12/07/2019 - 19h38

AIJE do Empreender: cassistas à beira de um ataque de nervos

Por Flávio Lúcio

A chamada AIJE (Ação de Investigação Judicial Eleitoral) do Empreender é uma das últimas esperanças dos grupos e partidos de oposição, incluído aí parte da imprensa, para tirar o ex-governador Ricardo Coutinho do jogo político.

Como não conseguiram derrotar Ricardo Coutinho nas urnas, a esperança nem um pouco dissimulada desses grupos é que a Justiça paraibana adote a mesma postura e o mesmo modelo de justiçamento que a Lava Jato, comandada pelo ex-juiz Sérgio Moro, adotou para afastar Lula não apenas das eleições de 2018, mas da vida política do país.

E como é conhecida boa parte dos que regurgitam seu ódio, sobretudo nas redes sociais, contra Ricardo Coutinho, é lícito concluir que o esforço dessa turma em nada tem a ver com interesse público. Pelo contrário. A começar pelo próprio Cássio Cunha Lima, que nunca aceitou a derrota para Ricardo Coutinho, em 2014. E as numerosas viúvas do ex-governador que seguem esperando que o antigo líder volte do hades da política.

Viúvas do cassismo em desespero

Antes de começar a sessão do TRE, a esperança tensa das viúvas do cassismo transparecia em cada comentário feito no rádio e em cada palavra publicada em seus blogs. O grande dia parecia ter finalmente chegado.

E quando o presidente do TRE iniciou os trabalhos e as seis preliminares da defesa foram debatidas e rejeitadas uma a uma, era possível escutar os preparativos para o foguetório.

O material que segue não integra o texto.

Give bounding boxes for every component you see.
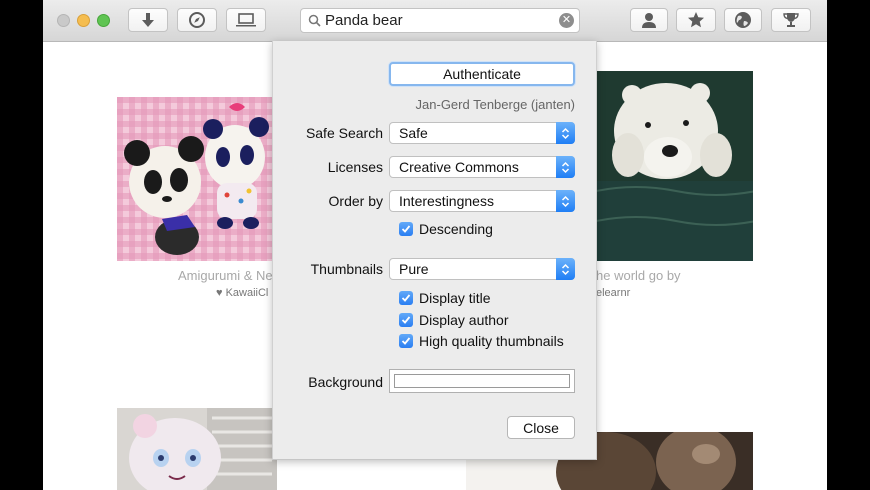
user-name-label: Jan-Gerd Tenberge (janten) xyxy=(415,97,575,112)
order-by-select[interactable]: Interestingness xyxy=(389,190,575,212)
display-title-checkbox[interactable]: Display title xyxy=(399,290,491,306)
person-icon xyxy=(642,12,656,28)
safe-search-select[interactable]: Safe xyxy=(389,122,575,144)
app-window: ✕ xyxy=(43,0,827,490)
search-field[interactable]: ✕ xyxy=(300,8,580,33)
safe-search-value: Safe xyxy=(399,125,428,141)
display-author-label: Display author xyxy=(419,312,509,328)
photo-caption: Amigurumi & Ne xyxy=(178,268,273,283)
laptop-icon xyxy=(236,13,256,27)
polar-bear-image xyxy=(596,71,753,261)
photo-author[interactable]: ♥ KawaiiCl xyxy=(216,287,268,299)
up-down-arrows-icon xyxy=(556,156,575,178)
thumbnails-select[interactable]: Pure xyxy=(389,258,575,280)
display-author-checkbox[interactable]: Display author xyxy=(399,312,509,328)
close-button[interactable]: Close xyxy=(507,416,575,439)
up-down-arrows-icon xyxy=(556,190,575,212)
high-quality-thumbnails-checkbox[interactable]: High quality thumbnails xyxy=(399,333,564,349)
background-color-well[interactable] xyxy=(389,369,575,393)
photo-caption: he world go by xyxy=(596,268,681,283)
order-by-label: Order by xyxy=(328,193,383,209)
background-label: Background xyxy=(308,374,383,390)
window-minimize-button[interactable] xyxy=(77,14,90,27)
photo-thumbnail[interactable] xyxy=(117,408,277,490)
favorites-button[interactable] xyxy=(676,8,716,32)
search-icon xyxy=(308,14,321,27)
window-close-button[interactable] xyxy=(57,14,70,27)
licenses-value: Creative Commons xyxy=(399,159,519,175)
background-color-swatch xyxy=(394,374,570,388)
display-title-label: Display title xyxy=(419,290,491,306)
slideshow-button[interactable] xyxy=(226,8,266,32)
thumbnails-label: Thumbnails xyxy=(310,261,383,277)
checkmark-icon xyxy=(399,222,413,236)
clear-search-icon[interactable]: ✕ xyxy=(559,13,574,28)
up-down-arrows-icon xyxy=(556,258,575,280)
checkmark-icon xyxy=(399,334,413,348)
checkmark-icon xyxy=(399,291,413,305)
toolbar: ✕ xyxy=(43,0,827,42)
search-options-panel: Authenticate Jan-Gerd Tenberge (janten) … xyxy=(272,41,597,460)
compass-icon xyxy=(189,12,205,28)
account-button[interactable] xyxy=(630,8,668,32)
window-maximize-button[interactable] xyxy=(97,14,110,27)
high-quality-thumbnails-label: High quality thumbnails xyxy=(419,333,564,349)
plush-keyboard-image xyxy=(117,408,277,490)
photo-thumbnail[interactable] xyxy=(596,71,753,261)
star-icon xyxy=(688,12,704,28)
globe-icon xyxy=(735,12,751,28)
checkmark-icon xyxy=(399,313,413,327)
photo-thumbnail[interactable] xyxy=(117,97,277,261)
up-down-arrows-icon xyxy=(556,122,575,144)
descending-checkbox[interactable]: Descending xyxy=(399,221,493,237)
photo-author[interactable]: elearnr xyxy=(596,287,630,299)
licenses-select[interactable]: Creative Commons xyxy=(389,156,575,178)
authenticate-button[interactable]: Authenticate xyxy=(389,62,575,86)
download-button[interactable] xyxy=(128,8,168,32)
search-input[interactable] xyxy=(325,11,550,30)
explore-button[interactable] xyxy=(177,8,217,32)
download-arrow-icon xyxy=(142,13,154,27)
safe-search-label: Safe Search xyxy=(305,125,383,141)
licenses-label: Licenses xyxy=(327,159,383,175)
trophy-icon xyxy=(783,13,799,27)
thumbnails-value: Pure xyxy=(399,261,429,277)
world-button[interactable] xyxy=(724,8,762,32)
descending-label: Descending xyxy=(419,221,493,237)
top-rated-button[interactable] xyxy=(771,8,811,32)
panda-plush-image xyxy=(117,97,277,261)
order-by-value: Interestingness xyxy=(399,193,494,209)
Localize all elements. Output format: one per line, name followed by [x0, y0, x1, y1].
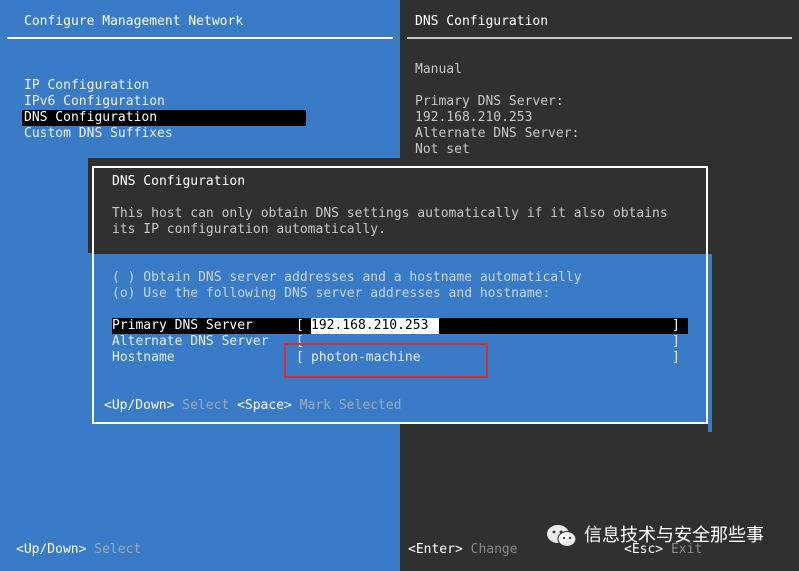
dialog-space-action: Mark Selected: [299, 398, 402, 413]
key-enter[interactable]: <Enter>: [408, 542, 463, 557]
menu-item-ipv6-configuration[interactable]: IPv6 Configuration: [24, 94, 165, 110]
radio-use-following[interactable]: (o) Use the following DNS server address…: [112, 286, 550, 302]
annotation-highlight-box: [284, 343, 488, 378]
radio-obtain-automatically[interactable]: ( ) Obtain DNS server addresses and a ho…: [112, 270, 582, 286]
dialog-up-down-action: Select: [182, 398, 230, 413]
primary-dns-input[interactable]: 192.168.210.253: [311, 318, 439, 334]
menu-item-custom-dns-suffixes[interactable]: Custom DNS Suffixes: [24, 126, 173, 142]
menu-item-ip-configuration[interactable]: IP Configuration: [24, 78, 149, 94]
alternate-dns-field-label: Alternate DNS Server: [112, 334, 269, 349]
right-panel-title: DNS Configuration: [415, 14, 549, 29]
dialog-footer: <Up/Down> Select <Space> Mark Selected: [104, 398, 401, 414]
dialog-description-line2: its IP configuration automatically.: [112, 222, 386, 237]
left-panel-divider: [7, 37, 393, 39]
dialog-shadow-blue: [708, 254, 712, 432]
enter-action: Change: [470, 542, 518, 557]
primary-dns-field-label: Primary DNS Server: [112, 318, 253, 333]
wechat-icon: [546, 523, 578, 549]
dialog-description-line1: This host can only obtain DNS settings a…: [112, 206, 668, 221]
left-footer: <Up/Down> Select: [16, 542, 141, 558]
dns-mode: Manual: [415, 62, 462, 77]
primary-dns-bracket-close: ]: [672, 318, 680, 333]
watermark: 信息技术与安全那些事: [546, 523, 764, 549]
menu-item-dns-configuration[interactable]: DNS Configuration: [22, 110, 306, 126]
dialog-key-space[interactable]: <Space>: [237, 398, 292, 413]
watermark-text: 信息技术与安全那些事: [584, 525, 764, 546]
alternate-dns-bracket-close: ]: [672, 334, 680, 349]
primary-dns-value: 192.168.210.253: [415, 110, 533, 125]
dialog-key-up-down[interactable]: <Up/Down>: [104, 398, 174, 413]
dialog-title: DNS Configuration: [112, 174, 246, 189]
primary-dns-label: Primary DNS Server:: [415, 94, 564, 109]
key-up-down[interactable]: <Up/Down>: [16, 542, 86, 557]
hostname-field-label: Hostname: [112, 350, 175, 365]
hostname-bracket-close: ]: [672, 350, 680, 365]
left-panel-title: Configure Management Network: [24, 14, 244, 29]
right-footer-enter: <Enter> Change: [408, 542, 518, 558]
right-panel-divider: [407, 37, 792, 39]
alternate-dns-label: Alternate DNS Server:: [415, 126, 580, 141]
left-footer-action: Select: [94, 542, 142, 557]
primary-dns-bracket-open: [: [296, 318, 304, 333]
alternate-dns-value: Not set: [415, 142, 470, 157]
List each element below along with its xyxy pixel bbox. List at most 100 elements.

Um desses blogueiros que noticiava cada evento da sessão registrou com ares de ansiedade: TRE já rejeitou 6 preliminares apresentadas pelos advogados de Ricardo Coutinho. Finalmente, tinha chegado a hora verdade e o horizonte parecia luminoso.

O representante do Ministério Público Eleitoral fez suas considerações e depois cedeu metade do tempo ao campinense Harrison Targino, conhecido advogado de Cássio Cunha Lima, que atuou como assistente da acusação. Targino dispôs de metade do tempo que o MPE lhe concedeu para atacar Ricardo Coutinho, transformando o púlpito do TRE em palanque eleitoral.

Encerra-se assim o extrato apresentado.